Beyond the Headlines: Haiti, 10 years later.


  • Photographer
    Ildiko Tillmann
  • Prize
    Honorable Mention
  • Technical Info
    all images were taken with a phone, as my camera was stolen on the third day of my stay

This series is a selection of images from a photo essay I prepared during January of this year, which marked the 10 year anniversary of the earthquake in Haiti. It is a memorial with a difference: rather than focusing on past destruction, it focuses on aspects of life as currently lived in Haiti today. The project aims to push back on representations of Haitians as quintessential victims, or racialized-sensationalized news items: it applies an artistic lens to a documentary topic. Publication is expected in the Columbia Journal at the end of April, with an accompanying long-form essay.

Story

Over the past two years I have been photographing a documentary-art series in Haiti. In January, the month that marked the 10 year memorial of the devastating earthquake of 2010 that hit the capital, Port-au-Prince, I spent three weeks travelling around the country with a Haitian journalist, Junior St Vil. We wanted to create a photo-memorial with a difference: one that commemorates the lives lost by focusing on aspects of life as lived in Haiti today. More importantly, we wanted to push back on visual representations of Haitians as quintessential victims, while not denying the realities they regularly face.
Two experiences guided the selection of images in this series: one was the sense of familiarity I felt each time I visited Haiti since the first time I went there. A familiarity with what I saw, with the words I heard when talking to people: reactions given to both challenges and successes in human lives.

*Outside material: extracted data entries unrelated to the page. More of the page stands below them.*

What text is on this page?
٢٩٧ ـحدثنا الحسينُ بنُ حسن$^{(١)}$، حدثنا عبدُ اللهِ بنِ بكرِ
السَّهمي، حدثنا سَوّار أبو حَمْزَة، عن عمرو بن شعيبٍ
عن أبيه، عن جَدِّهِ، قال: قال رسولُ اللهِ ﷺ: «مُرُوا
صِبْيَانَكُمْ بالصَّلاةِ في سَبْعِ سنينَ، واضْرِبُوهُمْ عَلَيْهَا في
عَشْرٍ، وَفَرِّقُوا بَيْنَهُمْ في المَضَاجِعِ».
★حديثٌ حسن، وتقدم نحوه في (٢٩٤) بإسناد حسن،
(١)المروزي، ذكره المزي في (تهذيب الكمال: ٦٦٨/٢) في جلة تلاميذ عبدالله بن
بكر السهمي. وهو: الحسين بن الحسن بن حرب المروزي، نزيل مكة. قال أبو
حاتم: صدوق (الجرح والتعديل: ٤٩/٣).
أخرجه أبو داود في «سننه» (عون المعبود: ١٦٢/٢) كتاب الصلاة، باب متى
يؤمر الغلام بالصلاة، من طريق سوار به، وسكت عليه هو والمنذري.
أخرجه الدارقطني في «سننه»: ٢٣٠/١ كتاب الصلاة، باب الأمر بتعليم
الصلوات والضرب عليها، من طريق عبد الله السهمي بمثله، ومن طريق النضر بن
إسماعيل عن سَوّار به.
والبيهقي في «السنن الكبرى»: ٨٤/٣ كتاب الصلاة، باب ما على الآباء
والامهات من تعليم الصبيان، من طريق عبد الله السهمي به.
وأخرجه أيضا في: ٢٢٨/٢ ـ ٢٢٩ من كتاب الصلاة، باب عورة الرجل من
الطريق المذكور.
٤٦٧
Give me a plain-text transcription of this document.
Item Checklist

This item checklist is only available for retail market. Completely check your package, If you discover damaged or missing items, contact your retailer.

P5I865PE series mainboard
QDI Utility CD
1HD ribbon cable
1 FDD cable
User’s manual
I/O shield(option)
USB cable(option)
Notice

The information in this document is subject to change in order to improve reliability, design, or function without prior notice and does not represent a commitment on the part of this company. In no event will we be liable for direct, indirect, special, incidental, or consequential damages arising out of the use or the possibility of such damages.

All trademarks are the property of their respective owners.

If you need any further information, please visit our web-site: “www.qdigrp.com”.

I knew those reactions, from the stories of my own family and my own people: Hungarians, Jews, refugees, people living through wars and dictatorship. The differences were eventualities of historical time and geographic location, the essence was familiar.
The other guiding principle were the words I heard from Haitians themselves, people who told me that images presented about them in the US press or in non-profit advertising were isolated stills of their lives, one that tells a factual, but largely agenda-driven story.
The images in this photo-essay aim to tell a story that complements the news. It tells the story of a place where heroism lies in everyday struggles, in the strength of the human spirit, in resilience. It tells a story of our ability to withstand acts of violence, pettiness and hate committed not only by larger power structures but also by fellow human beings, living across the street from us.
A story of black lives, Haitian lives, our lives.